Respons Pelaku Usaha
Asosiasi Asuransi Umum Indonesia (AAUI) mendukung rencana klasifikasi perusahaan asuransi berdasarkan minimal permodalan yang dimiliki seperti yang digulirkan oleh Otoritas Jasa Keuangan (OJK).
Direktur Eksekutif AAJI Togar Pasaribu menjelaskan asosiasi telah mencoba mengusulkan kepada OJK agar perusahaan asuransi bisa mencapai minimal ekuitas sebesar Rp250 miliar pada 2026 dan bertahap hingga 2030 mencapai ekuitas minimal Rp500 miliar. Hanya saja, kata dia, OJK bersikukuh ingin tetap mengusulkan ketentuan permodalan hingga Rp1 triliun pada 2028.
"Kami sepakat aja, tapi diatur besaran nominal sama waktunya. Sementara ini masih akan ada diskusi dari OJK untuk win-win solution," ujarnya kepada Bisnis beberapa waktu lalu.
Berdasarkan informasi yang diterimanya, kemungkinan besar OJK menerbitkan payung hukum terkait dengan ketentuan batas minimum ekuitas tersebut pada bulan depan. Dia berpendapat rencana ini tidak akan berdampak besar kepada bisnis asuransi dengan meniru model yang ditetapkan sebelumnya oleh perbankan dengan ketentuan Bank Umum Kegiatan Usaha atau BUKU.
Togar juga mengharapkan dengan permodalan yang kuat, perusahaan asuransi masih berpotensi untuk bertumbuh dan bisa meningkatkan skala bisnisnya. Selain itu, dia meyakini dengan penambahan modal memang diperlukan bagi perusahaan asuransi di tengah era digital.
Direktur Eksekutif AAUI Bern Dwyanto mendukung upaya yang dilakukan oleh pemerintah dalam rangka penyehatan dan penguatan industri asuransi. Termasuk, soal rencana klasterisasi, asosiasi akan berperan aktif terhadap diskusi yang ada terkait dengan hal-hal yang menjadi fokus industri saat ini.
Baca Juga
Sejauh ini, dia menilai informasi mengenai model klasifikasi yang diberikan oleh OJK kepada industri masih terbatas sehingga masih memerlukan diskusi atau kajian lebih lanjut agar dapat diimplementasikan kepada industri.

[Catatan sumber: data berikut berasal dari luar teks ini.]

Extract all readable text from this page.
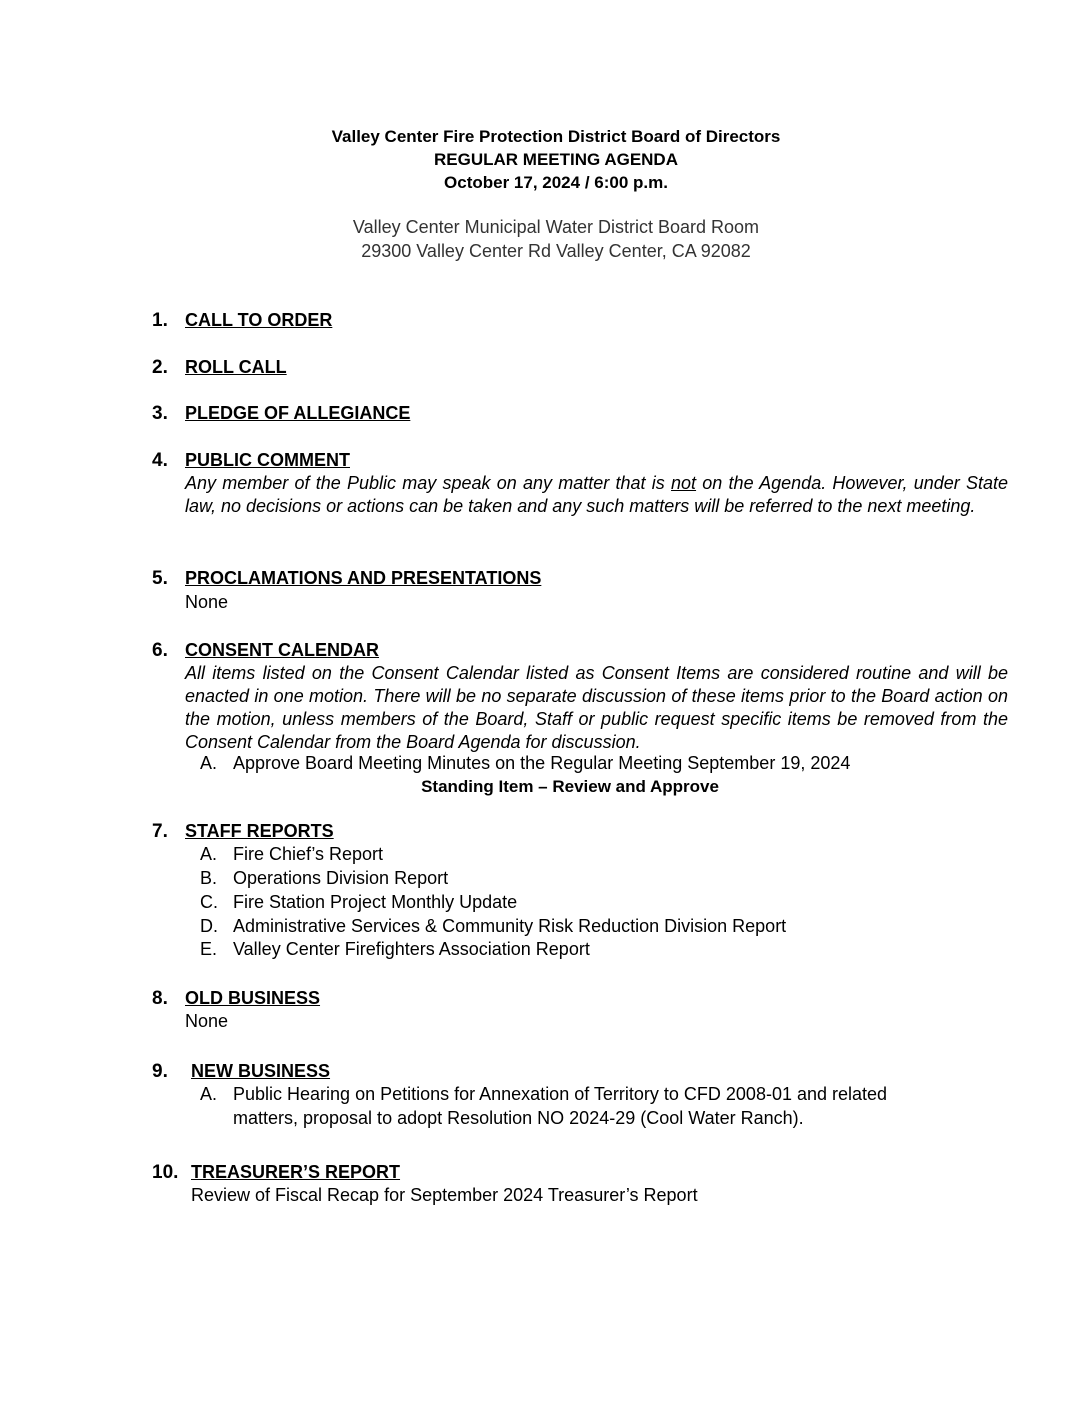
Valley Center Fire Protection District Board of Directors
REGULAR MEETING AGENDA
October 17, 2024 / 6:00 p.m.
Valley Center Municipal Water District Board Room
29300 Valley Center Rd Valley Center, CA 92082
1. CALL TO ORDER
2. ROLL CALL
3. PLEDGE OF ALLEGIANCE
4. PUBLIC COMMENT
Any member of the Public may speak on any matter that is not on the Agenda. However, under State law, no decisions or actions can be taken and any such matters will be referred to the next meeting.
5. PROCLAMATIONS AND PRESENTATIONS
None
6. CONSENT CALENDAR
All items listed on the Consent Calendar listed as Consent Items are considered routine and will be enacted in one motion. There will be no separate discussion of these items prior to the Board action on the motion, unless members of the Board, Staff or public request specific items be removed from the Consent Calendar from the Board Agenda for discussion.
A. Approve Board Meeting Minutes on the Regular Meeting September 19, 2024
Standing Item – Review and Approve
7. STAFF REPORTS
A. Fire Chief’s Report
B. Operations Division Report
C. Fire Station Project Monthly Update
D. Administrative Services & Community Risk Reduction Division Report
E. Valley Center Firefighters Association Report
8. OLD BUSINESS
None
9. NEW BUSINESS
A. Public Hearing on Petitions for Annexation of Territory to CFD 2008-01 and related
matters, proposal to adopt Resolution NO 2024-29 (Cool Water Ranch).
10. TREASURER’S REPORT
Review of Fiscal Recap for September 2024 Treasurer’s Report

"OJK sendiri masih mengkaji pengaturan tersebut, sehingga diskusi - diskusi lanjutan masih diperlukan antara OJK, asosiasi dan pelaku industri," katanya kepada Bisnis.
Di sisi lain, Pengamat Asuransi dan Dosen Program MM Fakultas Ekonomika dan Bisnis Universtas Gajah Mada (UGM) Kapler Marpaung mengatakan bahwa modal bukan satu-satunta alat untuk membuat industri asuransi sehat.
“Karena ada fakta bahwa perusahaan-perusahaan yang besar itu yang tumbang modal mereka padahal cukup besar,” katanya dalam sebuah forum diskusi.
Kapler menjelaskan sejarah peningkatan permodalan memerlukan waktu yang tidak sedikit yakni 15 tahun. Aturan permodalan menurutnya pertama kali diatur dalam Peraturan Pemerintah (PP) Nomor 73 Tahun 1992. Mulanya, permodalan perusahaan yaitu sebesar Rp3 miliar untuk asuransi kerugian dan Rp2 miliar untuk asuransi jiwa.
Kemudian pada 1999 diubah melalui PP Nomor 63, dari sana muncul modal Rp100 miliar untuk asuransi dan Ro200 miliar perusahaan reasuransi.
“Mungkin ini karena sudah terjadi krisis 1998 sehingga wacana itu menjadi penting di dalam menguatkan industri asuransi supaya sehat dan kuat,” terang Kapler.
Dia mengatakan bahwa kebijakan tersebut perlu dipertimbangkan mengingat aturan sebelumnya pun baru 15 tahun terwujud. Kapler pun menilai perusahaan asuransi dengan modal besar juga tidak selalu menggunakannya untuk meningkatkan kapasitas. Artinya antara takut atau lebih senang menerima komisi reasuransi.
“Oleh karena itu, buat apa kenaikan modal yang sangat fantastis. Kalau pada akhirnya nanti hanya untuk ban serep. Padahal tujuannya bukan untuk itu,“ kata dia.
Tidak hanya itu, dia juga menyinggung terkait dengan pembagian kelas perusahaan asuransi berdasarkan permodalan. Kapler menilai bahwa perusahaan asuransi berbeda dengan bank, di mana masih ada reasuransi.
“Dengan kapasitas reasuransi yang baik masih bisa menerima pertanggungan yang besar itu, kita jangan lupa,” imbuhnya.